Ein Postulat befasste sich gewissermassen mit den Voraussetzungen für die Lohngleichheit. Heim (sp, SO) bat den Bundesrat aufzuzeigen, wie der Erwerb von ausserberuflich erworbenen Schlüsselkompetenzen für die Anstellung und die Lohneinreihung in der Bundesverwaltung berücksichtigt werden könne. Der Bundesrat antwortete, es gebe diese Richtlinien bereits, doch sei deren Anwendung Sache der Departemente und Ämter. Die daraus resultierende Unverbindlichkeit der Richtlinien genügte dem Nationalrat nicht, weshalb er das Postulat mit 87 zu 67 Stimmen überwies [39].
 
[35] AB NR, 2007, S. 126 ff. (Bericht), 145 (Motion) und 147 (Postulat); AB SR, 2007, S. 1180 f. Mitte Jahr präsentierte der BR einen Zusatzbericht über bereits eingeleitete Massnahmen (NZZ, 16.6.07). Zum Bericht siehe SPJ 2006, S. 220.

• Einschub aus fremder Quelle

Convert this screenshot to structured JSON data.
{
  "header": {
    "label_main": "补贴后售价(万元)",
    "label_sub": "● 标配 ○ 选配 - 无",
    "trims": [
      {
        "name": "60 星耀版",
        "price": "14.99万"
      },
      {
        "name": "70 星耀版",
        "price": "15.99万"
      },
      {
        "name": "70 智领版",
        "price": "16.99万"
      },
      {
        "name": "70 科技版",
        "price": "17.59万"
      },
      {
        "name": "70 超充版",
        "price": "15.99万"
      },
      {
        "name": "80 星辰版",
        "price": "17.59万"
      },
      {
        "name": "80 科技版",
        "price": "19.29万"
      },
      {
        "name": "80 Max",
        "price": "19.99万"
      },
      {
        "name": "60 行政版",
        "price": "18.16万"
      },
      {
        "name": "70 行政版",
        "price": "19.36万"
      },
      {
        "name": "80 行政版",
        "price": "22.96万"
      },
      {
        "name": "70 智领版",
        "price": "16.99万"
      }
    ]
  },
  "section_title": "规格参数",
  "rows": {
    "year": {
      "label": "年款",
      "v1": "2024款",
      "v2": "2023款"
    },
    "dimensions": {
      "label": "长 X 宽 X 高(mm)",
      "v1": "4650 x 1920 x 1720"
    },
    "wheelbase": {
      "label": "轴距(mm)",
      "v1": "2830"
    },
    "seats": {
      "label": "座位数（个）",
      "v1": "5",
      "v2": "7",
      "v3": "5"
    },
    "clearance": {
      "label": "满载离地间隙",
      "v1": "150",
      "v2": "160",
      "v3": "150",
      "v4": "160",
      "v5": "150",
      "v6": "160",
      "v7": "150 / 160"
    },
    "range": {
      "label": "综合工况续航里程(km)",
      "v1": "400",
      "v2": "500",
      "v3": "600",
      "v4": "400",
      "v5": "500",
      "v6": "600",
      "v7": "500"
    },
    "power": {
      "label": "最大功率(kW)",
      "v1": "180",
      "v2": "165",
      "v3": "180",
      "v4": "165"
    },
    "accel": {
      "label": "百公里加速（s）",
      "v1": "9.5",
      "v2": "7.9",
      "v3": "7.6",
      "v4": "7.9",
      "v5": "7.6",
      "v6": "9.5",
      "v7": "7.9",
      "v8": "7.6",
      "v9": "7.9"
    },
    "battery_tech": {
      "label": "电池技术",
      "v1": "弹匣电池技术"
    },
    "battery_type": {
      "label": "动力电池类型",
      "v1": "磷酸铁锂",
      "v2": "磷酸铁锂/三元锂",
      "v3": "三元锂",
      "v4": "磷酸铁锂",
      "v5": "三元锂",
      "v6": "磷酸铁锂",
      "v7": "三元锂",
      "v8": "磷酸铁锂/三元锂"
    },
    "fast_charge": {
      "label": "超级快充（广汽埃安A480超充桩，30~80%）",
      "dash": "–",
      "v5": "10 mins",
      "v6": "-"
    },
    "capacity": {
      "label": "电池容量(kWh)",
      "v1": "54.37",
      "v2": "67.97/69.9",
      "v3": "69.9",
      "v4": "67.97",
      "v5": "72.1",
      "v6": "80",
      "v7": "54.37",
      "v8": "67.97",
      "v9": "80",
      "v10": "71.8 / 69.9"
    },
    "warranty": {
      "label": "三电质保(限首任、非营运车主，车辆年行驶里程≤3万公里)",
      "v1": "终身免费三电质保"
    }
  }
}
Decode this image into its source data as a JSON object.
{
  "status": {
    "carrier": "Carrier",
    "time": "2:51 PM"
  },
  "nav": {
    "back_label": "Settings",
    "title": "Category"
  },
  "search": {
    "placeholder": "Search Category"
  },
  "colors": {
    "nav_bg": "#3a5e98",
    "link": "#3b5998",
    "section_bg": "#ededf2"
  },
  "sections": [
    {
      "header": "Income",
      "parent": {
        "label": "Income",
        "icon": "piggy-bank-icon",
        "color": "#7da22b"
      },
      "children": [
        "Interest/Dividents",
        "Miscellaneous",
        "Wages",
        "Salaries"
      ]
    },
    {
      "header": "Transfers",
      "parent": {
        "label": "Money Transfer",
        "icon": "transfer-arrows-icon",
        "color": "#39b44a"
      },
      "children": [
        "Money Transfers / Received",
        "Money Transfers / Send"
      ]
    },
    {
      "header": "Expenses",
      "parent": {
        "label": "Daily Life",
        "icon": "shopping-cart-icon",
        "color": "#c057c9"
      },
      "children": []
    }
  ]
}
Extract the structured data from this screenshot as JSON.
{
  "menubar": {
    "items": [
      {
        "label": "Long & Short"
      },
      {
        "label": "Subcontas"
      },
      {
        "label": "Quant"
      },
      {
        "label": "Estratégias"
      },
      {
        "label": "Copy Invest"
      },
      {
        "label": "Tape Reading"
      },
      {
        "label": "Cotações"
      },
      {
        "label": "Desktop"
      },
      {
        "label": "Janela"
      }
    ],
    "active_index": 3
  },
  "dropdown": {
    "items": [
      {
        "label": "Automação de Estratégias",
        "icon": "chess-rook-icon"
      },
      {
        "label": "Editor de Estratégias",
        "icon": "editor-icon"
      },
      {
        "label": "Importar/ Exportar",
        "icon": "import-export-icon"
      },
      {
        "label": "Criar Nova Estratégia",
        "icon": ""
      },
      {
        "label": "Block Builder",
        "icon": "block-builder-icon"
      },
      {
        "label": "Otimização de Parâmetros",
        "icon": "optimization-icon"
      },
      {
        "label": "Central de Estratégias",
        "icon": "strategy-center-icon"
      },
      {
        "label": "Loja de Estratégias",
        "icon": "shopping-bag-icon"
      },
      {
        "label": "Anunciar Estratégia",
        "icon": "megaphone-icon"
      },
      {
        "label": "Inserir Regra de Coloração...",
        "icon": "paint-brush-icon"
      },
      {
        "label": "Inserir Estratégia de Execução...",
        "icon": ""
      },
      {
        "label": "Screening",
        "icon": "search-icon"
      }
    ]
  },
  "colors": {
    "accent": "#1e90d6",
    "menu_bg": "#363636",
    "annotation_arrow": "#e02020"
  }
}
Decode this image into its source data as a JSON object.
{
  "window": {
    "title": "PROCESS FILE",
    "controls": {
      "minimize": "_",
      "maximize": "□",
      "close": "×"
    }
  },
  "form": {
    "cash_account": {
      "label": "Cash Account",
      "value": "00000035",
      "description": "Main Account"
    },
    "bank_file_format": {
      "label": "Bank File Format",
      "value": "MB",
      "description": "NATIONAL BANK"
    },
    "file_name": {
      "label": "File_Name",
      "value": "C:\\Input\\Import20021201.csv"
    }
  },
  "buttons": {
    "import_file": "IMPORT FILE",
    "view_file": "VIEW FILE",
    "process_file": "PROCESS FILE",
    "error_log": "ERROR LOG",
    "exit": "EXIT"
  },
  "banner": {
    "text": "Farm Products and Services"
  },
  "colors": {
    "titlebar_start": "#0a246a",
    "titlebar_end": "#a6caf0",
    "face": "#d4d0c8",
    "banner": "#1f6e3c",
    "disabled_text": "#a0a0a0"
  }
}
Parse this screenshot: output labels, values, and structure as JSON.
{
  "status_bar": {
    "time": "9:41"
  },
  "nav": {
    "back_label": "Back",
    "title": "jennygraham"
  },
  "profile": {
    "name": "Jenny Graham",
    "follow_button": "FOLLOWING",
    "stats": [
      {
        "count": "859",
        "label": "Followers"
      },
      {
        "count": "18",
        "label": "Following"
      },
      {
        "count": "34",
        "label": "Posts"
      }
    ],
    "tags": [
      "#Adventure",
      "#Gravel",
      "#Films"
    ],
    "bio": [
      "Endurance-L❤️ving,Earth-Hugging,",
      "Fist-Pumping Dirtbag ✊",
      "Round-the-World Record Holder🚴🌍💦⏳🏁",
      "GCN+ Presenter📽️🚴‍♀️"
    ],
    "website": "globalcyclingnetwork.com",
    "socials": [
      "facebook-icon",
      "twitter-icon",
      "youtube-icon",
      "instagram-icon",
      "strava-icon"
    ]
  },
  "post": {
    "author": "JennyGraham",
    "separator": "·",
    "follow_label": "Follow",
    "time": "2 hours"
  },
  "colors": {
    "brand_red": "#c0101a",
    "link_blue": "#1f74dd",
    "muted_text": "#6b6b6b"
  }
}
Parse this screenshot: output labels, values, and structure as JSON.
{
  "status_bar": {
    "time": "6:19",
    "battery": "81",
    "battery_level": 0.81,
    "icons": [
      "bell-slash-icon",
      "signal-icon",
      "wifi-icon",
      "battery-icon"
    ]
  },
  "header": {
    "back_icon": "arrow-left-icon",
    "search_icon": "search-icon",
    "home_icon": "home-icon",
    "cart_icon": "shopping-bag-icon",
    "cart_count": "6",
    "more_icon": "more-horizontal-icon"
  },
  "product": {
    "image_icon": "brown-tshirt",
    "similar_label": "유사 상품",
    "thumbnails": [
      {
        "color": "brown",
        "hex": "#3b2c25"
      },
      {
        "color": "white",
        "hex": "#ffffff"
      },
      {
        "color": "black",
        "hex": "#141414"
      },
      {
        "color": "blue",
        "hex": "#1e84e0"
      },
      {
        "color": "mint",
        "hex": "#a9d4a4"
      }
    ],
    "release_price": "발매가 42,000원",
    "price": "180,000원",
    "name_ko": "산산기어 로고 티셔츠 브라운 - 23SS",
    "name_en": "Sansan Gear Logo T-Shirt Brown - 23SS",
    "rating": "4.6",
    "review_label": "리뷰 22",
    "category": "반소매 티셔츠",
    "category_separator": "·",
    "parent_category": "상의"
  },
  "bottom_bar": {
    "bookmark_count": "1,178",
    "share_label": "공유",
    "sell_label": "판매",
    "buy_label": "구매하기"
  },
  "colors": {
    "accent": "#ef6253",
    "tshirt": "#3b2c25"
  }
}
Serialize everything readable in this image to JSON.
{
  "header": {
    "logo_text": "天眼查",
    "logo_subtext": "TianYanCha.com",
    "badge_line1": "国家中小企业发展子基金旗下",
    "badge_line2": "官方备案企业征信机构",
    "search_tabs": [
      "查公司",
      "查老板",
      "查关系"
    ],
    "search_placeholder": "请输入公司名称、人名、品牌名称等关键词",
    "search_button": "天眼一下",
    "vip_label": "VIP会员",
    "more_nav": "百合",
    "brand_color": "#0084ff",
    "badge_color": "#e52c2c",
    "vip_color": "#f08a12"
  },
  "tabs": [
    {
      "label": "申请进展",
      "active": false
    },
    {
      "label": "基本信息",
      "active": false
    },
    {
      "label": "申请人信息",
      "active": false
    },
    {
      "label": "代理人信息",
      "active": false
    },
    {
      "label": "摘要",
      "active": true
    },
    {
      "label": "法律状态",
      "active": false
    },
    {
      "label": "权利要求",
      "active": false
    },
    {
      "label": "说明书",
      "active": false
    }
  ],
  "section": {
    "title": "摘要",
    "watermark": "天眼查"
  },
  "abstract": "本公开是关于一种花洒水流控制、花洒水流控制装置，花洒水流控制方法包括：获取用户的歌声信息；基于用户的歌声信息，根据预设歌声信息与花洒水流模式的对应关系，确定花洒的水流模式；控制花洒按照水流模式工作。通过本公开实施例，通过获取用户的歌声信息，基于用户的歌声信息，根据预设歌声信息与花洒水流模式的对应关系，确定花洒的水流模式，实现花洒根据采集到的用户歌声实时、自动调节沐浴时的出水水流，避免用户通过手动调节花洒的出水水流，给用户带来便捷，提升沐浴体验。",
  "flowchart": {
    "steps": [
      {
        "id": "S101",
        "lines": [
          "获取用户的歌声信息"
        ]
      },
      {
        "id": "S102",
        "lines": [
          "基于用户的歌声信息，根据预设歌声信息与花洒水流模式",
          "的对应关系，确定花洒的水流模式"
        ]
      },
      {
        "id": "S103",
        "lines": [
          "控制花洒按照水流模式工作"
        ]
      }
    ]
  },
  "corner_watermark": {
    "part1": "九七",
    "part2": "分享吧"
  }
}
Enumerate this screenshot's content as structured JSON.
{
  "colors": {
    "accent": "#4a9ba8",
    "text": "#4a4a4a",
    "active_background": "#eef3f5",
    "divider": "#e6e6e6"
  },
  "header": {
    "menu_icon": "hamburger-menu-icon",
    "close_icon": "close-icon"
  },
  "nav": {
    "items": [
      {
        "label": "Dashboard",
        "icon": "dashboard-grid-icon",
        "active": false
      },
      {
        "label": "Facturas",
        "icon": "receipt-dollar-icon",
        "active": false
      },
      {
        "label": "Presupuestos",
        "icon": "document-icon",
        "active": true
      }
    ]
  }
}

[36] Leutenegger: AB NR, 2007, S. 143 (Couchepin) und 145 (Motion und Postulat); Teuscher: a.a.O., S. 144 (Motion), 145 (Postulat) und 148 (Motion). Zur Lohn- und Chancengleichheit siehe auch die Interpellationen 05.3653, 06.3803 und 06.3822. Abgelehnt wurde eine pa.Iv. Leutenegger Oberholzer für ein regelmässiges Gender-Reporting bei den bundesnahen Betrieben (AB NR, 2007, S. 1764 f.). Bereits im Vorjahr hatte der Rat eine pa.Iv. der gleichen Autorin für ein Gender-Reporting in börsenkotierten Unternehmen abgelehnt (SPJ 2006, S. 221).
[37] AB NR, 2007, S. 143 (Couchepin), 146 (Hofmann und Roth-Bernasconi) und 147 (Leutenegger).
[38] AB NR, 2007, S. 142 f. (Couchepin) und 146 f.
[39] AB NR, 2007, S. 143 (Couchepin) und 149.